Senate debates

Thursday, 11 May 2023

Business

Consideration of Legislation

12:48 pm

Photo of Nick McKimNick McKim (Tasmania, Australian Greens) Share this | Hansard source

The Greens stand ready to work collectively and collaboratively across the chamber to assist the government in actually getting something through the Senate this week. The three bills that are the subject of the motion that was attempted to be moved by Senator Birmingham are two non-controversial bills that would pass the Senate and, of course, the Public Interest Disclosure Amendment (Review) Bill, which we stand ready to facilitate passing the Senate in very short order. Our assessment is that that would take 10 or 15 minutes maximum and the government could have those bills through the Senate.

So, when the government is opposing attempts to have these bills put through the Senate, folks need to understand exactly why they are doing that. This is all about the government wanting to ram its housing agenda through the Senate. And I use the word 'agenda' in the loosest possible way, because the Labor Housing Affordability Future Fund is a steaming pile of neoliberal rubbish that does not guarantee the building of one single extra house in this country. Labor's bill, even under the best-case scenario put forward by Labor, that it will deliver 30,000 houses—and there is no guarantee that it will and no reasonable likelihood that it will; it is a fantasy best-case scenario—the demand for affordable housing in Australia will be bigger in five years time than it is today. That's right, folks: Labor's so-called solution will see the affordable housing crisis in this country worse in five years time than it is today. And how's Labor proposing to respond to this massive social crisis? How does this so-called party of the Left—which of course is a masquerade, because they are a centre-right political party and heading further to the right every day—propose to respond to it? By gambling $10 billion of public funds on the stock market.

The Future Fund, the vehicle that Labor wants to give $10 billion worth of public funds to to gamble on the stock market, lost 1.2 per cent of its value last year. Would Labor attempt to respond to a health crisis by gambling public funds on the stock market? Of course they wouldn't. So why are they proposing to take that approach to a housing crisis? And of course this so-called package put forward by Labor does nothing for renters—absolutely zero for renters.
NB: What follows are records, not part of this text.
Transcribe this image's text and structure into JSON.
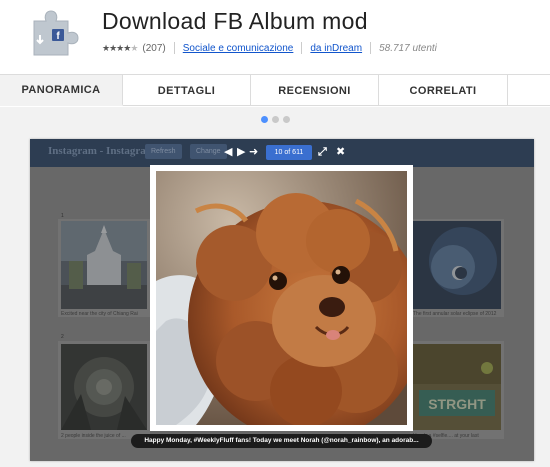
{
  "extension": {
    "title": "Download FB Album mod",
    "rating_stars": 4,
    "rating_count": "(207)",
    "category": "Sociale e comunicazione",
    "author": "da inDream",
    "users": "58.717 utenti",
    "icon": "puzzle-piece-icon"
  },
  "tabs": [
    {
      "label": "PANORAMICA",
      "active": true
    },
    {
      "label": "DETTAGLI",
      "active": false
    },
    {
      "label": "RECENSIONI",
      "active": false
    },
    {
      "label": "CORRELATI",
      "active": false
    }
  ],
  "carousel": {
    "slide_count": 3,
    "active_index": 0
  },
  "screenshot": {
    "app_title": "Instagram - Instagram",
    "btn_refresh": "Refresh",
    "btn_change": "Change",
    "counter": "10 of 611",
    "caption": "Happy Monday, #WeeklyFluff fans! Today we meet Norah (@norah_rainbow), an adorab...",
    "bg_numbers": [
      "1",
      "2"
    ],
    "bg_captions": [
      "Excited near the city of Chiang Rai",
      "2 people inside the juice of ...",
      "The first annular solar eclipse of 2012",
      "Here's a #selfie.... at your last"
    ]
  },
  "colors": {
    "accent_blue": "#4d90fe",
    "link_blue": "#1155cc",
    "counter_blue": "#3a6fd0",
    "app_bar": "#2d3d52",
    "puppy_fur": "#b4652e"
  }
}
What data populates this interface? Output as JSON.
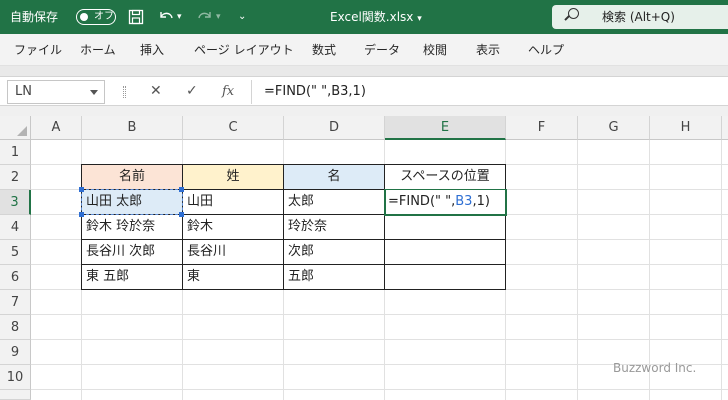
{
  "titlebar": {
    "autosave_label": "自動保存",
    "autosave_state": "オフ",
    "save_icon": "save-icon",
    "undo_icon": "undo-icon",
    "redo_icon": "redo-icon",
    "customize_icon": "customize-qat-icon",
    "document_title": "Excel関数.xlsx",
    "search_placeholder": "検索 (Alt+Q)",
    "brand_color": "#217346"
  },
  "menubar": {
    "items": [
      "ファイル",
      "ホーム",
      "挿入",
      "ページ レイアウト",
      "数式",
      "データ",
      "校閲",
      "表示",
      "ヘルプ"
    ]
  },
  "formulabar": {
    "name_box": "LN",
    "cancel_icon": "cancel-icon",
    "enter_icon": "enter-icon",
    "function_icon": "fx",
    "formula": "=FIND(\" \",B3,1)"
  },
  "grid": {
    "columns": [
      "A",
      "B",
      "C",
      "D",
      "E",
      "F",
      "G",
      "H"
    ],
    "rows": [
      "1",
      "2",
      "3",
      "4",
      "5",
      "6",
      "7",
      "8",
      "9",
      "10"
    ],
    "selected_column": "E",
    "selected_row": "3",
    "table": {
      "headers": [
        "名前",
        "姓",
        "名",
        "スペースの位置"
      ],
      "header_colors": [
        "#fce4d6",
        "#fff2cc",
        "#ddebf7",
        "#ffffff"
      ],
      "rows": [
        [
          "山田 太郎",
          "山田",
          "太郎",
          ""
        ],
        [
          "鈴木 玲於奈",
          "鈴木",
          "玲於奈",
          ""
        ],
        [
          "長谷川 次郎",
          "長谷川",
          "次郎",
          ""
        ],
        [
          "東 五郎",
          "東",
          "五郎",
          ""
        ]
      ],
      "editing_cell": {
        "prefix": "=FIND(\" \",",
        "ref": "B3",
        "suffix": ",1)"
      }
    }
  },
  "watermark": "Buzzword Inc."
}
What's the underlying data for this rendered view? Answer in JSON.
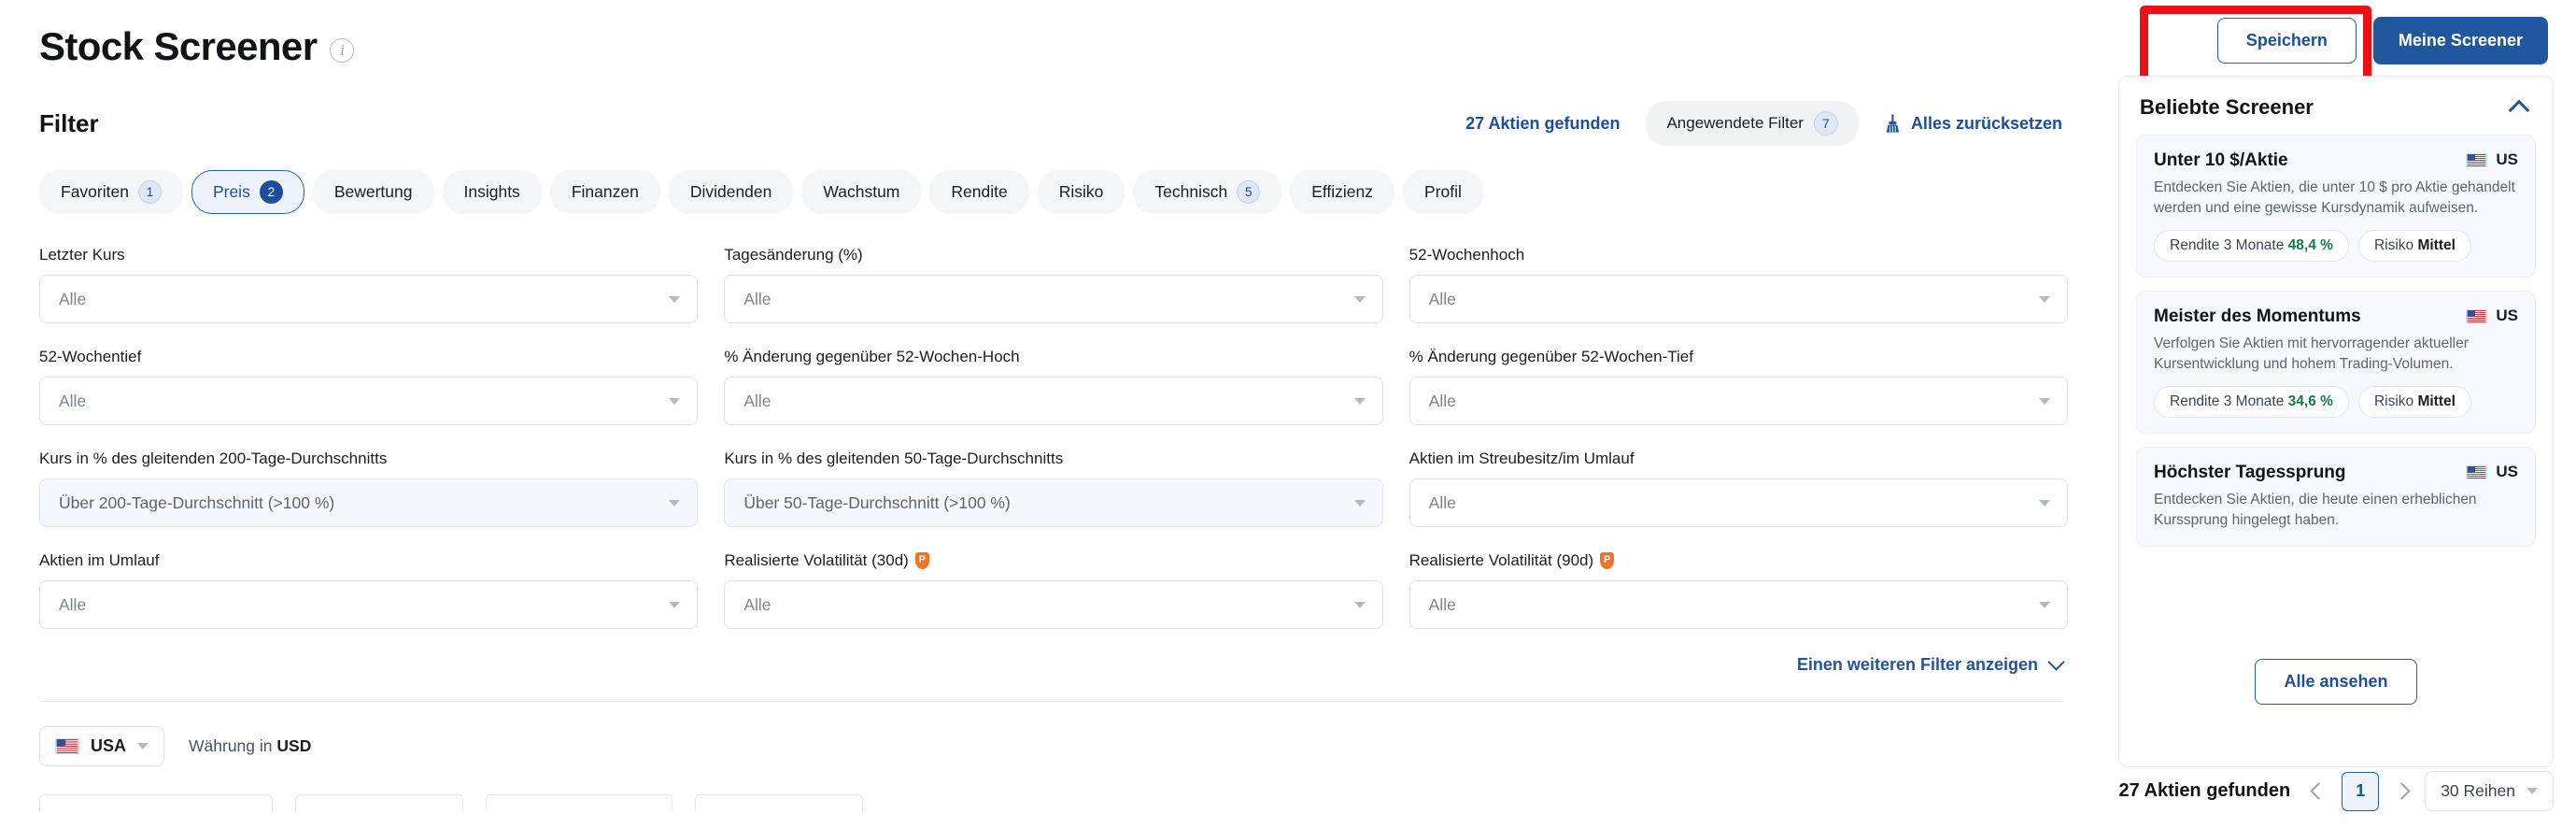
{
  "header": {
    "title": "Stock Screener",
    "info_icon": "info-icon"
  },
  "toolbar": {
    "filter_label": "Filter",
    "found_count": "27 Aktien gefunden",
    "applied_filters_label": "Angewendete Filter",
    "applied_filters_count": "7",
    "reset_label": "Alles zurücksetzen",
    "reset_icon": "broom-icon"
  },
  "tabs": [
    {
      "label": "Favoriten",
      "badge": "1",
      "active": false
    },
    {
      "label": "Preis",
      "badge": "2",
      "active": true
    },
    {
      "label": "Bewertung",
      "badge": "",
      "active": false
    },
    {
      "label": "Insights",
      "badge": "",
      "active": false
    },
    {
      "label": "Finanzen",
      "badge": "",
      "active": false
    },
    {
      "label": "Dividenden",
      "badge": "",
      "active": false
    },
    {
      "label": "Wachstum",
      "badge": "",
      "active": false
    },
    {
      "label": "Rendite",
      "badge": "",
      "active": false
    },
    {
      "label": "Risiko",
      "badge": "",
      "active": false
    },
    {
      "label": "Technisch",
      "badge": "5",
      "active": false
    },
    {
      "label": "Effizienz",
      "badge": "",
      "active": false
    },
    {
      "label": "Profil",
      "badge": "",
      "active": false
    }
  ],
  "filters": [
    {
      "label": "Letzter Kurs",
      "value": "Alle",
      "filled": false,
      "pro": false
    },
    {
      "label": "Tagesänderung (%)",
      "value": "Alle",
      "filled": false,
      "pro": false
    },
    {
      "label": "52-Wochenhoch",
      "value": "Alle",
      "filled": false,
      "pro": false
    },
    {
      "label": "52-Wochentief",
      "value": "Alle",
      "filled": false,
      "pro": false
    },
    {
      "label": "% Änderung gegenüber 52-Wochen-Hoch",
      "value": "Alle",
      "filled": false,
      "pro": false
    },
    {
      "label": "% Änderung gegenüber 52-Wochen-Tief",
      "value": "Alle",
      "filled": false,
      "pro": false
    },
    {
      "label": "Kurs in % des gleitenden 200-Tage-Durchschnitts",
      "value": "Über 200-Tage-Durchschnitt (>100 %)",
      "filled": true,
      "pro": false
    },
    {
      "label": "Kurs in % des gleitenden 50-Tage-Durchschnitts",
      "value": "Über 50-Tage-Durchschnitt (>100 %)",
      "filled": true,
      "pro": false
    },
    {
      "label": "Aktien im Streubesitz/im Umlauf",
      "value": "Alle",
      "filled": false,
      "pro": false
    },
    {
      "label": "Aktien im Umlauf",
      "value": "Alle",
      "filled": false,
      "pro": false
    },
    {
      "label": "Realisierte Volatilität (30d)",
      "value": "Alle",
      "filled": false,
      "pro": true
    },
    {
      "label": "Realisierte Volatilität (90d)",
      "value": "Alle",
      "filled": false,
      "pro": true
    }
  ],
  "show_more": {
    "label": "Einen weiteren Filter anzeigen",
    "icon": "chevron-down-icon"
  },
  "footer": {
    "country": "USA",
    "country_flag": "us-flag-icon",
    "currency_prefix": "Währung in",
    "currency": "USD"
  },
  "sidebar": {
    "save_label": "Speichern",
    "my_screeners_label": "Meine Screener",
    "panel_title": "Beliebte Screener",
    "collapse_icon": "chevron-up-icon",
    "see_all_label": "Alle ansehen",
    "cards": [
      {
        "title": "Unter 10 $/Aktie",
        "region": "US",
        "flag": "us-flag-icon",
        "desc": "Entdecken Sie Aktien, die unter 10 $ pro Aktie gehandelt werden und eine gewisse Kursdynamik aufweisen.",
        "pills": [
          {
            "label": "Rendite 3 Monate",
            "value": "48,4 %",
            "kind": "up"
          },
          {
            "label": "Risiko",
            "value": "Mittel",
            "kind": "plain"
          }
        ]
      },
      {
        "title": "Meister des Momentums",
        "region": "US",
        "flag": "us-flag-icon",
        "desc": "Verfolgen Sie Aktien mit hervorragender aktueller Kursentwicklung und hohem Trading-Volumen.",
        "pills": [
          {
            "label": "Rendite 3 Monate",
            "value": "34,6 %",
            "kind": "up"
          },
          {
            "label": "Risiko",
            "value": "Mittel",
            "kind": "plain"
          }
        ]
      },
      {
        "title": "Höchster Tagessprung",
        "region": "US",
        "flag": "us-flag-icon",
        "desc": "Entdecken Sie Aktien, die heute einen erheblichen Kurssprung hingelegt haben.",
        "pills": []
      }
    ]
  },
  "pagination": {
    "count_label": "27 Aktien gefunden",
    "prev_icon": "chevron-left-icon",
    "next_icon": "chevron-right-icon",
    "current_page": "1",
    "rows_label": "30 Reihen",
    "rows_caret": "chevron-down-icon"
  },
  "colors": {
    "brand_blue": "#21579f",
    "link_blue": "#1c4e9c",
    "up_green": "#16794a",
    "pro_orange": "#f07424",
    "annotation_red": "#ec0f13"
  }
}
We are in a rental crisis in this country. Rents are skyrocketing, particularly in the major cities, but also in regional Australia. We have a Labor Party that in this budget has offered a pittance of $2.85 a day to people who are on income support—using, I might add, people who are in poverty as a tool to fight inflation while they are delivering the massively inflationary quarter of a trillion dollars in stage 3 tax cuts for the top end. That's what's happening here, and there is nothing for renters. There is nothing for renters in this housing affordability proposal from Labor.

In my home state of Tasmania, Tasmanians are being conned by the Jacqui Lambie Network, who are claiming that it is in the legislation that a minimum of 1,200 new homes will be built in Tasmania over the next five years, when it is not in the legislation; it's not in any of the amendments that have been circulated by the government. Yet Senator Lambie and Senator Tyrrell are colluding with the government to try to smash through a bill that doesn't guarantee that a single extra house will be built in Tasmania. Isn't it astonishing that the Labor Party would prefer to see its bill fail in this chamber today than to sit down and have a genuine negotiation with the Australian Greens?

The Labor Party needs to understand that it doesn't control this Senate, and I urge them to sit down and negotiate a decent outcome for people who are struggling with rental crisis, struggling with the housing crisis, so we can move forward and address those issues.